Comenzó con un entramado vascular inofensivo que apareció en el primer trimestre del embarazo. Mi vientre creció y mi peso también. Por cierto, en ese tiempo había engordado mucho: 20 kilos. Me costaba trabajo moverme. Tenía las piernas doloridas e hinchadas y, hacia el momento del parto, estaban cubiertas de una red de venas de color azul-marrón que me daban ganas de jugar a los ceros y cruces.
El doctor en el que confiaba me dijo que eran várices y que todas las mujeres embarazadas las padecían. Esa es nuestra fisiología femenina. Solo que los ungüentos que me recomendó no sirvieron de nada. El efecto fue débil. El dolor remitió con las medias de compresión, pero no por mucho tiempo. Mis venas seguían hinchadas.
Cuando nació mi Diego, tuve que dejar de lado mis enfermedades. Mi hijo estaba muy inquieto, mi marido estaba en el trabajo y yo hasta reventar. El bebé no me daba tregua en absoluto, siempre estaba en mis brazos. Después creció, empezó a gatear y se hizo aún más difícil.
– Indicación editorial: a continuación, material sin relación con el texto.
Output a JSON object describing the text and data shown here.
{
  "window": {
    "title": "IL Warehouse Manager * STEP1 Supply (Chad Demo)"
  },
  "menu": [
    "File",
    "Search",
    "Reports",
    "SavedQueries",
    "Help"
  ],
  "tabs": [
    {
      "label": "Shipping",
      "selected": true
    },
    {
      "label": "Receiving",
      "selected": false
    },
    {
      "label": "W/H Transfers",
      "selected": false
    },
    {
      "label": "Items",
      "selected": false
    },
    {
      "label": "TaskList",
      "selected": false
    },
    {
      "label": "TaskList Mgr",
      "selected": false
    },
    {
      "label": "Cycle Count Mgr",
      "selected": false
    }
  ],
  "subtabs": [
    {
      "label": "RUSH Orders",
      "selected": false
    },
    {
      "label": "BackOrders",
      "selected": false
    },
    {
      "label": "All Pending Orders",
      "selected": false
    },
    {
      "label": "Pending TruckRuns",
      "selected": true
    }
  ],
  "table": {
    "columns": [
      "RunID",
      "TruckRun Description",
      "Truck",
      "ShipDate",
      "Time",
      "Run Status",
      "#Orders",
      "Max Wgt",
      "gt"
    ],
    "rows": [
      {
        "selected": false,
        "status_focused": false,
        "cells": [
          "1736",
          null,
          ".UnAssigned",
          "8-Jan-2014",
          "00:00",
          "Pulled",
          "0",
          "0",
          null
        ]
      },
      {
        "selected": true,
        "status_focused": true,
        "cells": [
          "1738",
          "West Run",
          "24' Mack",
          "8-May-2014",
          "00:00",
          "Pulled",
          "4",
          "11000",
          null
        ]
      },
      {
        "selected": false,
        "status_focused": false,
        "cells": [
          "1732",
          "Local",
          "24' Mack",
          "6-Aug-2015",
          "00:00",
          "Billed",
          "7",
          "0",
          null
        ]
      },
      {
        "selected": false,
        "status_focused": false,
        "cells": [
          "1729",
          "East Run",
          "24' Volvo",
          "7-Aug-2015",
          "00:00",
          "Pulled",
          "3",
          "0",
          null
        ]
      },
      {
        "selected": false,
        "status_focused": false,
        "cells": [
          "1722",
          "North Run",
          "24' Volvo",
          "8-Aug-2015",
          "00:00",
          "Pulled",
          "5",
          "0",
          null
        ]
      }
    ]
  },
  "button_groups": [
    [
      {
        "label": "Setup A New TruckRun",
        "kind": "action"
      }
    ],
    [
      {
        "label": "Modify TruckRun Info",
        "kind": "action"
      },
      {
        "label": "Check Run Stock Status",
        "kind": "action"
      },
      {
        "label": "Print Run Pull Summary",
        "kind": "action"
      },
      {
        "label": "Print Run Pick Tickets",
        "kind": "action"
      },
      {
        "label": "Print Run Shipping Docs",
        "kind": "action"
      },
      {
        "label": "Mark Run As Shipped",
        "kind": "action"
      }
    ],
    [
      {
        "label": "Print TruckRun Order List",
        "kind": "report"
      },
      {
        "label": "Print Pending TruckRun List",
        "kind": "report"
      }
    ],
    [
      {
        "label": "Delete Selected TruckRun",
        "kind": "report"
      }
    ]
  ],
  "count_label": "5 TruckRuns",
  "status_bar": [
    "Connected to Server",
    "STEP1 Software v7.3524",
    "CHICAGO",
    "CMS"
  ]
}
Antes de que te des cuenta, ya está probando la arena de la caja de arena para gatos o probando los zapatos de su papá. Solía pasarme el día de un lado a otro y por la noche casi no podía moverme.
Por aquel entonces no tenía ni una sola falda en mi guardarropa, aunque mi figura me permitía incluso llevar una mini (recuperé la forma rápidamente, gracias a la genética y a mi hijo activo). Me sentía terriblemente avergonzado de mis piernas, que estaban cubiertas de nudos y protuberancias azules, y las escondía bajo los pantalones.
Estoy contenta de no haber aceptado la operación. Y tú tampoco lo hagas. ¿Por qué correr esos riesgos cuando hay un remedio tan bueno?
Que mi caso te sirva de ejemplo: no hay que descuidar la salud. Sé lo insoportable que puede ser la enfermedad, así que quería compartir mi historia.